I followed him back to the house to a spigot to which we had shut off to save water as David was given to playing in it. He opened it all the way up, and a small trickle crept out. He knelt there, letting the drip, drip, drip slowly fill up his makeshift "cup," as the sun beat down on his little back. It took almost ten minutes for the drops to fill his hands. When he stood up and began the trek back, I was there in front of him.
His little eyes just filled with tears. "I'm not wasting," was all he said. As he began his walk, I joined him...with a small pot of water from the kitchen. I let him tend to the fawn. I stayed away. It was his job. I stood on the edge of the woods watching the most beautiful heart I have ever known working so hard to save another life. As the tears that rolled down my face began to hit the ground, other drops...and more drops still suddenly joined them. I looked up at the sky as it began to rain. It was as if God, himself, was weeping with pride.
Some will probably say that this was all just a massive coincidence. Those miracles don't really exist. That it was bound to rain sometime. And I can't argue with that... I'm not going to try. All I can say is that the rain that came that day saved our farm... just like the actions of one little boy saved another.
- Author Unknown
Small things with great love, and together we can do something wonderful has been attributed to Mother Teresa and I personally resonate with this story. A little boy, inspired by compassion, using his little boy gifts to take small amounts of water to a young deer in distress illustrates how the smallest gift, inspired by love can make a difference.
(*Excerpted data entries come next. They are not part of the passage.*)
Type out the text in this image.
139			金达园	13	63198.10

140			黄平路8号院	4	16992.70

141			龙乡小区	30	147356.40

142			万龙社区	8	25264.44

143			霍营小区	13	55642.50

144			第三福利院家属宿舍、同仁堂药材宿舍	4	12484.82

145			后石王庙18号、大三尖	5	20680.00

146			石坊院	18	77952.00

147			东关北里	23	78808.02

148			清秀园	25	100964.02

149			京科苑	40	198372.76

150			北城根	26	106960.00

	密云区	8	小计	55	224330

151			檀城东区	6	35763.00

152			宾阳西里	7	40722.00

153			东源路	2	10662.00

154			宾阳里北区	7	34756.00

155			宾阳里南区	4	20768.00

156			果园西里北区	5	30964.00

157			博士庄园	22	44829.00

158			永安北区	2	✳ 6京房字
All of us have an assortment of gifts and talents but sometimes, like a region-wide drought, or overwhelming financial or health or..., the problems seem so overwhelming, and we are overcome with a sense of futility. So often, many of us resign ourselves to sitting on the sidelines of life letting it happen to us. Feeling sorry for ourselves.
I am convinced that love in any measure when offered freely to another, will always make a difference and often in ways that we do not anticipate. Our hero David's seeming insignificant handfuls of water made a difference in the life of the fawn. But David's actions inspired his mother to join in the effort and with that, his mother chose to share her resources; access to water and a different delivery method. David wasn’t trying to recruit others, he merely recognized a compassionate call and responded with the gifts he had, and it inspired another.
So it is with love. Love done for love's sake will catch the attention of others and release them into loving in some way. We experienced this in Taber where we ministered to the poor, addicted and those facing a variety of challenges. As we just offered whatever we had in the way of resources and relationship with saw a remarkable thing happen. Others began to step out, independent of our effort and reach out to folks in our community with their gifts.
Consider the Mother Teresa quote once again with a little more context. She said “What I do you cannot do, but what you do, I cannot do. The needs are great, and none of us, including me, ever do great things. But we can all do small things, with great love, and together we can do something wonderful.”
Your small gift of love may just be the catalyst that inspires others, and together you can do something wonderful! You just might bring a little bit of new life to barren and parched situations!